On Sundays, I worked with Duane. He was kind and normal and could talk about anything. Duane had a full time job and only worked Sundays to get a discount. He belonged to The Hardcores. That was the name I gave the collectors who frequented my Hallmark. Hardcores have their names on pre-order lists for Christmas ornaments, ceramic figurines and limited addition Barbies. They spend thousands of dollars a year on said items and keep everything in the original box. Never, ever have they laid a finger on Victorian Barbie’s velvet dress – she will forever remain encased by cardboard and plastic. Hardcores make a weekend of expos where one can sell and purchase rare items to complete their collection of Boyd’s Bears. Hardcores follow the rules of any good subculture: create an economy in which the currency is obscure knowledge exclusive to your group, talk shit about each other and grant any freak acceptance based on their collection of rare vintage Snoopy ornaments.

One of the Hardcores who patronized our store was a bearded woman. I never saw her with the beard grown out, but she always had substantial stubble. She came in twice a month to gather her pre-ordered items. At Christmas, she had so many boxes that we needed a dolly to help her get them to her car. The bearded woman never traveled alone. She had a posse of morbidly obese adult sons who didn’t make eye contact or small talk. Duane told me that the bearded woman forced her 20 something sons to share a bedroom because she needed an entire bedroom to house the unopened boxes of Precious Moments and Christmas Barbies – among other porcelain oddities and annual limited edition ornaments. Duane had the best gossip about The Hardcores.

I learned some valuable lessons in the year I worked at the Hallmark store. Each person taught me a lesson I carry with me to this day.

The owner showed me that a staff can be managed with gentle, yet firm authority and that you should always assume people are innocent until proven guilty.

Heather taught me that I am really good at making up nicknames and I should use that power for good, and not evil. Which is really hard because the best nicknames tend to be unflattering. Damn you, Porridge! I just can’t win with you.

I learned that even a fresh faced, innocent looking young woman such as Amethyst can be harboring dark secrets. There had to be a reason she thought sleeping on chairs in a greeting card supply room was better than sleeping in the bed at her home.

Sheila showed me that if you play your cards right, you can trade your personal freedom for a big house, nice car and an emotional affair with a psychic. I wish I could tell Sheila the thought of her life is what kept me going through tough final exams and long nights writing end-of-term papers. But she probably already knows. Because, Donna.

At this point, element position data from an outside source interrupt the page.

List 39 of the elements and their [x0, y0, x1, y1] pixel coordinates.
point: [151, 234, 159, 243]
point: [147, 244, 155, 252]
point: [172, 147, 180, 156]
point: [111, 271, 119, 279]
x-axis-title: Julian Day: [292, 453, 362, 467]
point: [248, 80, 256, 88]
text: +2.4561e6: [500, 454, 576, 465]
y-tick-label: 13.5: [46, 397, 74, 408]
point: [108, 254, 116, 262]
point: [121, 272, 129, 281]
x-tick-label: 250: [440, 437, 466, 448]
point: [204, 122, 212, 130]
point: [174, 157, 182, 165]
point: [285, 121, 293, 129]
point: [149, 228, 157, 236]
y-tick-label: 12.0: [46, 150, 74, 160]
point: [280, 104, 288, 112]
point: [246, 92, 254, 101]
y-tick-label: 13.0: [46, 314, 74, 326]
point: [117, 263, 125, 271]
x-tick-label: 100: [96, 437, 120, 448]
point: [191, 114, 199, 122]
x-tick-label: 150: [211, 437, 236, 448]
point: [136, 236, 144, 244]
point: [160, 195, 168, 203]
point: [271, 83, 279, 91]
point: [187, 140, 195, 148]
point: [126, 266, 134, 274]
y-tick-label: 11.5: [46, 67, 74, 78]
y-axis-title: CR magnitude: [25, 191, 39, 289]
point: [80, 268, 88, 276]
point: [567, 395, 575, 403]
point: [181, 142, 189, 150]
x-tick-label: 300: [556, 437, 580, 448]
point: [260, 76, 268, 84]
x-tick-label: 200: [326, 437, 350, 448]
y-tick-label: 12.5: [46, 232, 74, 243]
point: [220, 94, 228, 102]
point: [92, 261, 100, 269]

I like to think I taught Duane a little something. I knew he was gay even though he kept referring to his partner as “roommate.” I called him out, told him I loved him and gave him a hug. He teared up and used his partner’s name from that day forward.

Donna Sunshine is still a practicing psychic. I googled her not long ago because I was thinking of contacting her when I realized a few of the things she told me at age 19 came true years later. She told me I would marry someone whose name started with the letter, “J.” (My husband’s name is Jeff Jones.) She predicted I would acquire a luxury vehicle by way of a family member. (My aunt sold me her Lexus for dirt cheap.) And she told me the meaning of a reoccurring dream I had as I child. (I never mentioned the dream to her and had the dream for the last time when I was 10 years old.)

To protect the innocent and the Amethyst, I changed all the names with the exception of Donna and Heather. Because let’s face it. There is clearly nothing you can sneak by Donna Sunshine and Heather is probably dead by now.